READ ALSO: REDEEMED (A Series) – Episode 1
‘Yes, dear. After my result was approved by the school’s senate, my supervisor encouraged me to apply to work with the university and to continue with doctoral studies. I thought that was pushing my luck, but the Holy Spirit, whom I had learnt to trust regardless of the situation, said it had nothing to do with luck and everything to do with His perfect will. That, my dear, was how I came to be a lecturer in the Department of Statistics and Demography with a PhD and two other Masters. Last I checked how far I had gone, I had made Readership as an associate professor. Sister Moyin, I am not giving you acquire to refire motivational talk when I say you are God’s daughter and no matter what you think, He has got your back, now and always.’
Tears sprung to my eyes and I made no effort to hold them back. ‘But the Holy Spirit would not talk to me. What do I do?’
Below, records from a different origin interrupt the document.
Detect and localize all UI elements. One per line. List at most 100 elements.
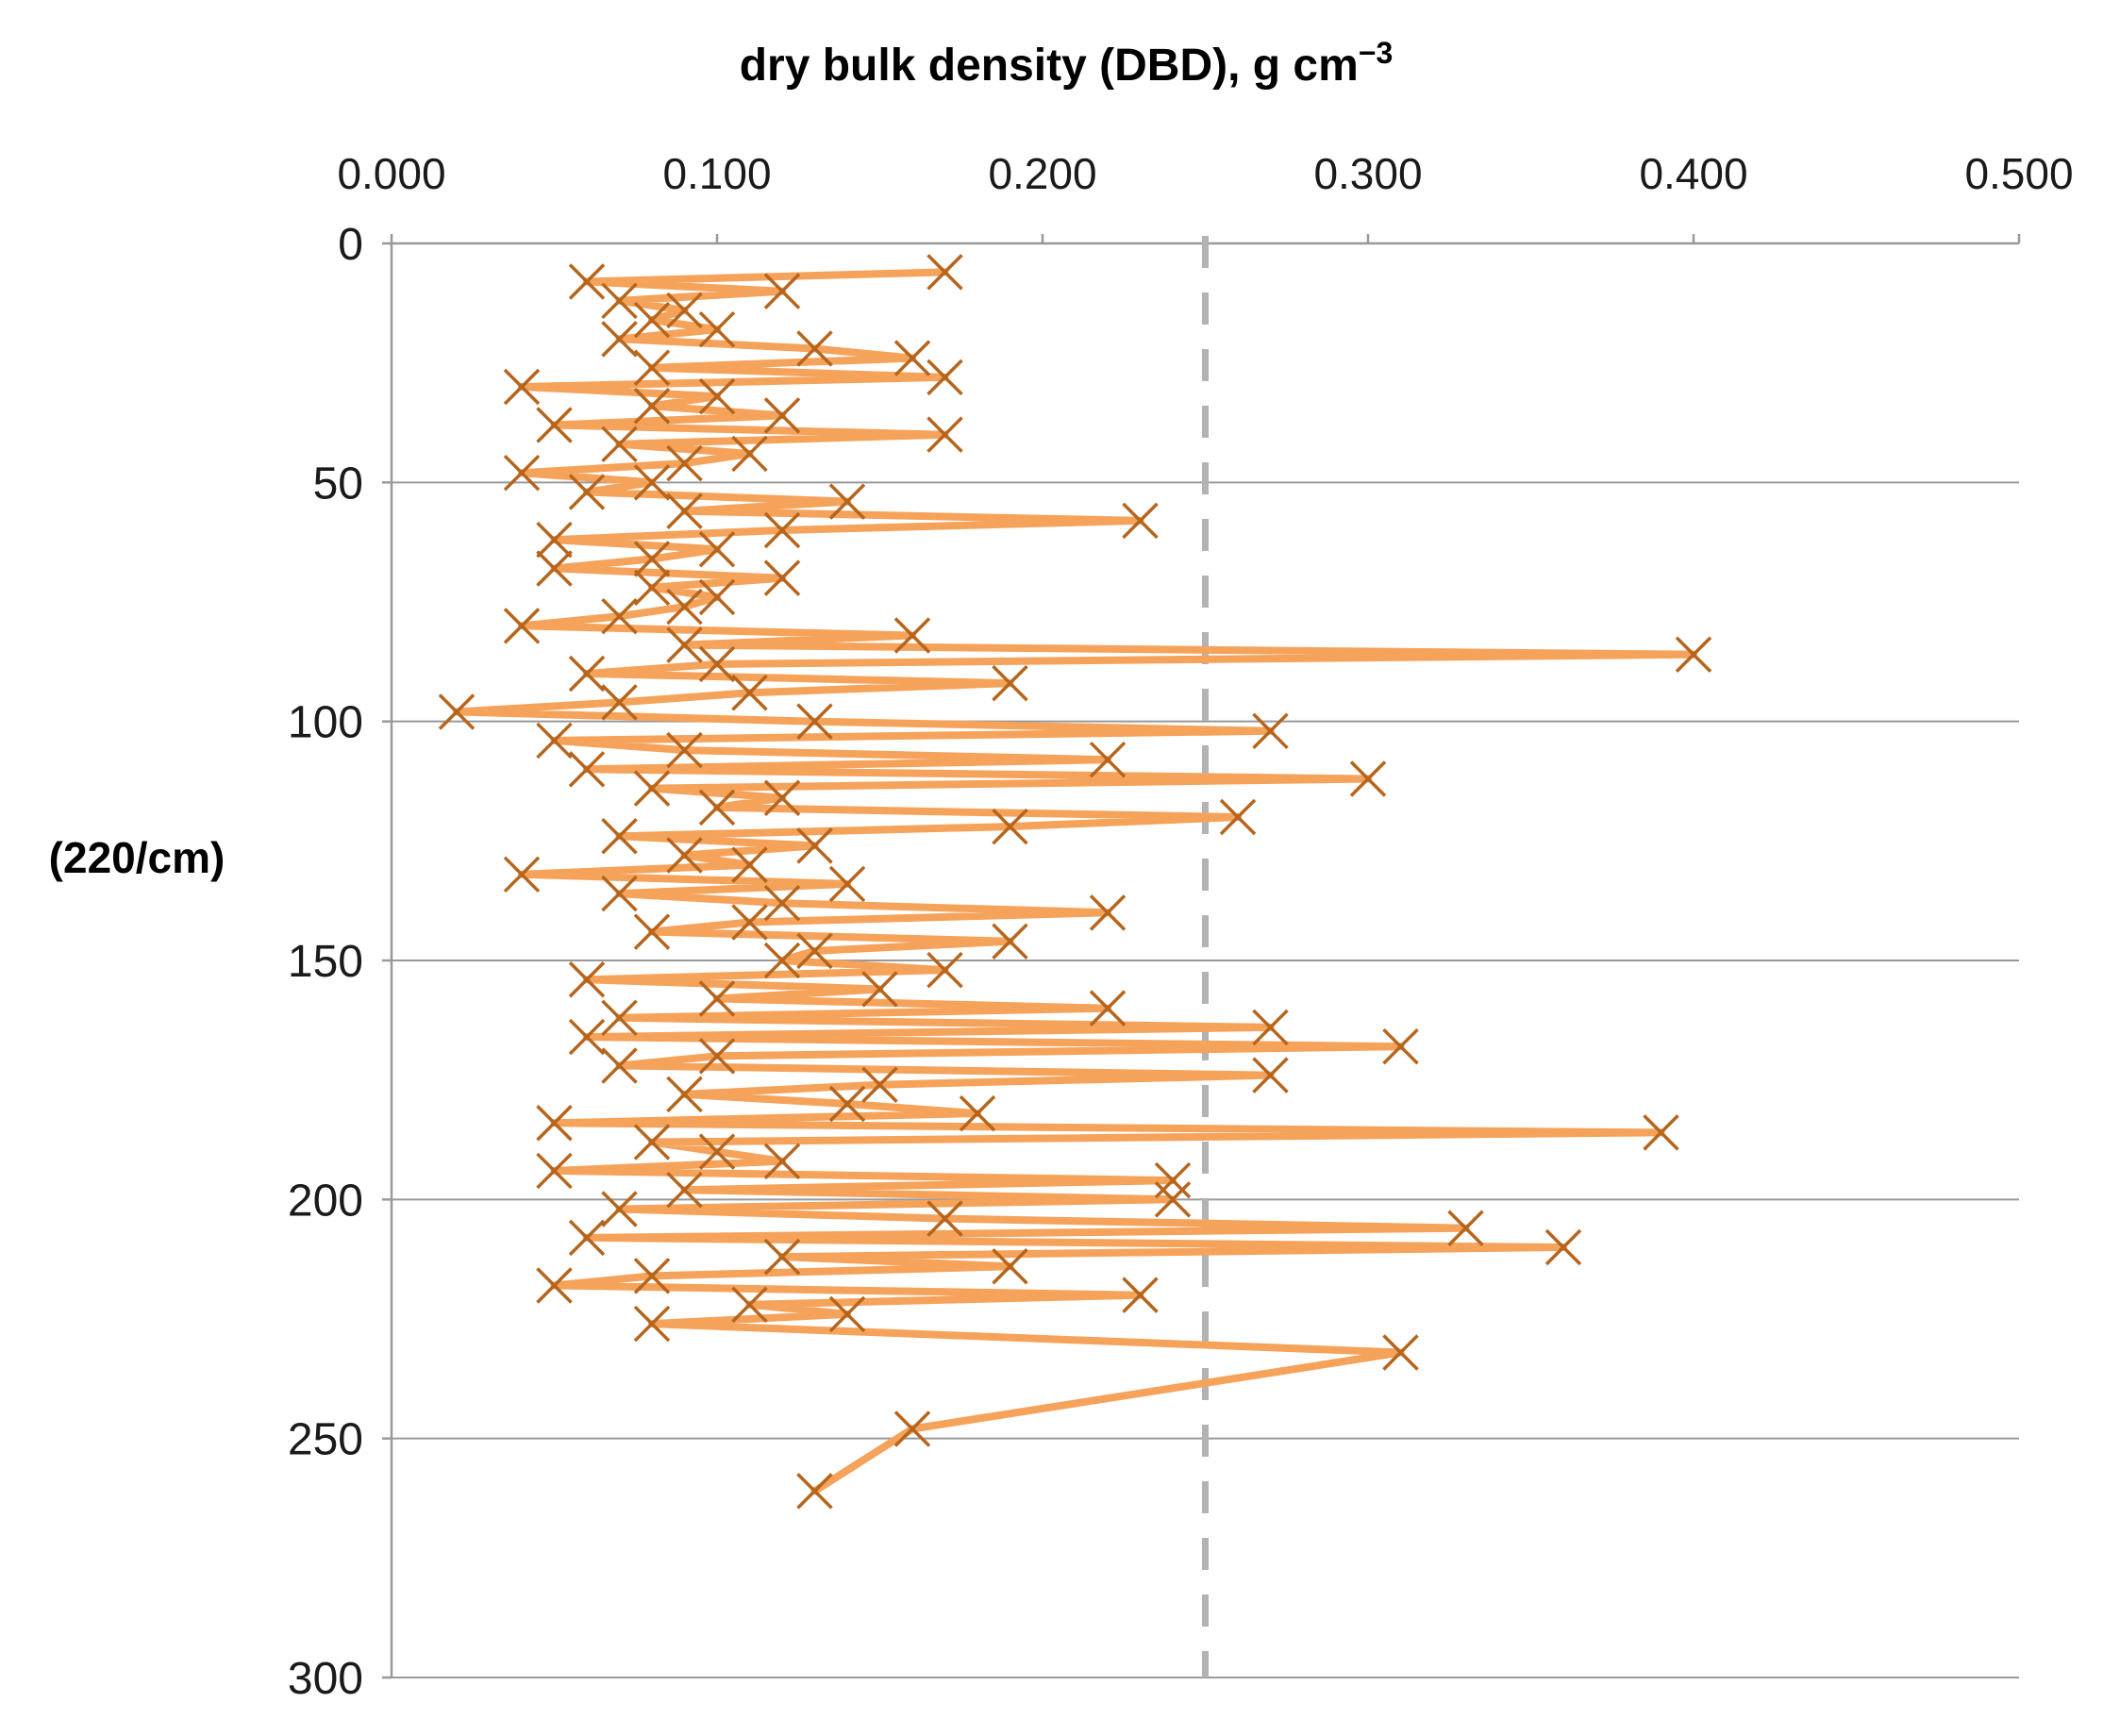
data-point-marker (1675, 636, 1712, 673)
data-point-marker (503, 454, 541, 492)
marker-stroke (666, 1076, 703, 1113)
marker-stroke (633, 1305, 671, 1343)
data-point-marker (536, 1152, 573, 1190)
marker-stroke (959, 1094, 996, 1132)
x-tick-label: 0.400 (1639, 149, 1747, 198)
data-point-marker (633, 1305, 671, 1343)
marker-stroke (536, 1152, 573, 1190)
marker-stroke (926, 254, 963, 291)
marker-stroke (763, 559, 801, 596)
marker-stroke (828, 1085, 866, 1123)
data-point-marker (698, 310, 736, 348)
data-point-marker (1252, 1057, 1289, 1093)
marker-stroke (666, 588, 703, 626)
data-point-marker (633, 770, 671, 807)
data-point-marker (633, 569, 671, 607)
marker-stroke (536, 550, 573, 587)
data-point-marker (536, 1267, 573, 1304)
y-axis-label: (220/cm) (49, 833, 225, 882)
marker-stroke (601, 597, 638, 635)
marker-stroke (601, 321, 638, 358)
data-point-marker (698, 980, 736, 1017)
y-tick-label: 100 (288, 698, 363, 748)
marker-stroke (893, 617, 931, 654)
marker-stroke (828, 865, 866, 903)
data-point-marker (796, 703, 833, 740)
marker-stroke (666, 292, 703, 329)
data-point-marker (796, 1473, 833, 1510)
y-tick-label: 50 (313, 459, 363, 509)
data-point-marker (1089, 894, 1127, 931)
data-point-marker (568, 751, 606, 788)
data-point-marker (666, 1076, 703, 1113)
data-point-marker (893, 340, 931, 376)
marker-stroke (828, 483, 866, 520)
marker-stroke (763, 1143, 801, 1180)
y-tick-label: 250 (288, 1415, 363, 1465)
marker-stroke (568, 655, 606, 693)
data-point-marker (1089, 741, 1127, 778)
data-point-marker (796, 827, 833, 864)
marker-stroke (893, 1410, 931, 1447)
marker-stroke (698, 531, 736, 568)
data-point-marker (666, 837, 703, 874)
marker-stroke (763, 273, 801, 309)
marker-stroke (1447, 1210, 1484, 1246)
data-point-marker (601, 1047, 638, 1084)
data-point-marker (666, 588, 703, 626)
marker-stroke (633, 913, 671, 950)
y-tick-label: 300 (288, 1654, 363, 1704)
data-point-marker (666, 292, 703, 329)
marker-stroke (796, 703, 833, 740)
data-point-marker (568, 1018, 606, 1056)
data-point-marker (666, 1171, 703, 1209)
data-point-marker (992, 664, 1028, 702)
marker-stroke (633, 569, 671, 607)
marker-stroke (601, 1191, 638, 1227)
data-point-marker (1122, 1277, 1159, 1313)
marker-stroke (698, 645, 736, 683)
data-point-marker (536, 550, 573, 587)
chart-title-main: dry bulk density (DBD), g cm (740, 41, 1359, 91)
marker-stroke (503, 856, 541, 893)
marker-stroke (633, 770, 671, 807)
data-point-marker (1089, 990, 1127, 1027)
data-point-marker (633, 388, 671, 425)
data-point-marker (438, 693, 476, 730)
data-point-marker (763, 273, 801, 309)
marker-stroke (1252, 1057, 1289, 1093)
data-point-marker (601, 1191, 638, 1227)
marker-stroke (503, 454, 541, 492)
marker-stroke (926, 1200, 963, 1237)
marker-stroke (438, 693, 476, 730)
marker-stroke (992, 1248, 1028, 1285)
marker-stroke (731, 904, 768, 941)
data-point-marker (796, 330, 833, 367)
marker-stroke (1122, 1277, 1159, 1313)
marker-stroke (763, 942, 801, 979)
data-point-marker (666, 626, 703, 663)
marker-stroke (503, 368, 541, 406)
marker-stroke (698, 578, 736, 616)
x-tick-label: 0.200 (988, 149, 1096, 198)
data-point-marker (601, 818, 638, 855)
data-point-marker (926, 416, 963, 453)
marker-stroke (763, 511, 801, 549)
data-point-marker (568, 961, 606, 998)
data-point-marker (698, 645, 736, 683)
marker-stroke (1252, 712, 1289, 750)
data-point-marker (1154, 1161, 1192, 1199)
marker-stroke (992, 923, 1028, 960)
x-tick-label: 0.500 (1964, 149, 2073, 198)
x-tick-label: 0.100 (662, 149, 771, 198)
data-point-marker (601, 684, 638, 721)
marker-stroke (666, 492, 703, 529)
marker-stroke (633, 301, 671, 339)
marker-stroke (536, 1267, 573, 1304)
marker-stroke (796, 932, 833, 970)
data-point-marker (1219, 798, 1257, 836)
marker-stroke (698, 980, 736, 1017)
data-point-marker (601, 426, 638, 463)
marker-stroke (568, 474, 606, 510)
‘Heeyyy!’ Mama cooed as she came to sit beside me and held my hands in hers. ‘The Holy Spirit is never incommunicado. It’s we who are just too busy, bothered or too anxious to hear Him and that’s why sometimes He employs human intervention. What are the odds that the burden you came to share with me was one I had experienced and scaled through? It’s all divine providence, my dear. I know you barely have time to do anything apart from work and your studies, but do yourself a favour and take some time out to seek God’s face. Then, you’ll see that He was never incommunicado, rather, He had been trying to get your attention and has a lot to tell you. He has a solution to your problem and He will never hoard it. Make time for Him and wait patiently on Him. Remember, those that wait upon the Lord shall renew their strength.’ I nodded feebly, praying with all my heart that she was right.
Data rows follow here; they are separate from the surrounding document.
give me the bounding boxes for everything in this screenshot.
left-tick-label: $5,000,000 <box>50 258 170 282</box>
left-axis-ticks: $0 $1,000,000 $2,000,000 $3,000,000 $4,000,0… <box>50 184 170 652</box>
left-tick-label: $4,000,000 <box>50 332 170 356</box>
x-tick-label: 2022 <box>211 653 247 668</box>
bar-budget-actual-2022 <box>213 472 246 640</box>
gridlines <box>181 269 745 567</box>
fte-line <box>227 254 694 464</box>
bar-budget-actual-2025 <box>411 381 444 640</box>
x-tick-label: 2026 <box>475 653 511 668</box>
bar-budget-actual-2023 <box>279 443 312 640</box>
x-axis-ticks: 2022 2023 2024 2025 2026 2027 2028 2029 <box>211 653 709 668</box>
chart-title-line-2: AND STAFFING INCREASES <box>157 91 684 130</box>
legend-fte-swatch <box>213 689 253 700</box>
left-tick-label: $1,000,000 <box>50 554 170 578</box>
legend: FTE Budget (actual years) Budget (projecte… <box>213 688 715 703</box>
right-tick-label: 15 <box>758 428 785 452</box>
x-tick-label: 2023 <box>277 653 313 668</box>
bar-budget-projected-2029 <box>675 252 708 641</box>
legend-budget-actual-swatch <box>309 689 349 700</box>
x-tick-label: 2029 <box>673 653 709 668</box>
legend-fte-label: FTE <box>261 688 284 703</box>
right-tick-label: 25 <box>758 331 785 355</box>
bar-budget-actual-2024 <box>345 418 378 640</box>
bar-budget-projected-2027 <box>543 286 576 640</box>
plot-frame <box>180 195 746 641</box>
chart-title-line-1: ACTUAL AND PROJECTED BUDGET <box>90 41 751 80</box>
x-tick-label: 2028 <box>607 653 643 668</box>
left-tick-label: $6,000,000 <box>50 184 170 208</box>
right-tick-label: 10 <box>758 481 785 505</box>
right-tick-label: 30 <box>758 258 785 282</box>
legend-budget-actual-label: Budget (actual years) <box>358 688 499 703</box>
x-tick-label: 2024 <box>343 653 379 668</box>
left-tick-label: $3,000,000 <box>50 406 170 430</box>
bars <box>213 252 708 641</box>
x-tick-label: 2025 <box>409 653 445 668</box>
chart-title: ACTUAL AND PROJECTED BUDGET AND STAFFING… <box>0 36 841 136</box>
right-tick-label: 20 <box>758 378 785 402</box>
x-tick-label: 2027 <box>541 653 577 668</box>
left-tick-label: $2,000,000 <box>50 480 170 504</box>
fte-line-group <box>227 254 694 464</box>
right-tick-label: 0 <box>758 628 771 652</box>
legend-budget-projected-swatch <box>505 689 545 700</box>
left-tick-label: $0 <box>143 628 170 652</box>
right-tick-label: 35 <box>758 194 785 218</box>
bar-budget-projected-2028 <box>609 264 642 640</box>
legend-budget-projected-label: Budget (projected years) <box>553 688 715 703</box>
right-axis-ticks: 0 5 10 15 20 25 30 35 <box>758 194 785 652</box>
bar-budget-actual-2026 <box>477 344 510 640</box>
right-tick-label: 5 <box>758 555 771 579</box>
She prayed with me afterwards and promised to keep me in her prayers. Just before I left, I remembered something. ‘Mama, so how did the marriage part turn out?’
‘Oh, that?’ Mama replied as she smiled and leaned back on her seat. ‘Well, did I mention the name of the brother who gave the ride that day?’
‘No, no, no, no, no! Don’t tell me it’s who I think it is!’ I exclaimed excitedly as my feet tapped the floor in utmost exhilaration.
She chuckled at my reaction and said, ‘Yes, he was, well still is, Brother Moyo Ayelabola, now your beloved Pastor and Professor Moyo Ayelabola. As I apparently didn’t apply for the leave of absence, I remained in the fellowship and we became friends of sorts. In my penultimate semester though, that friendship took a new and more beautiful turn when he proposed. Well, the rest is what you see today.’ She finished with an elegant pose of one knee over the other and one fist under her chin.
I jumped up and shook my frame in excitement. It wasn’t my story, but the similarities of our predicaments alongside the beautiful way hers turned out infused me with so much strength that I knew then and there, that las las, I was going to be better than alright.
At that point, Second Corinthians chapter one verse four made more sense to me. God had comforted Mama so that she also would be able to comfort others like me who were in trouble with the same comfort with which she was comforted. This gave me so much assurance that not only would I scale through this phase victoriously, by God’s grace, I was also going to be able to provide comfort to someone else in the future just like Mama just did.
Those that wait upon the Lord, shall renew their strength. Lean as heavily as you weigh on God, I assure you, He can handle it.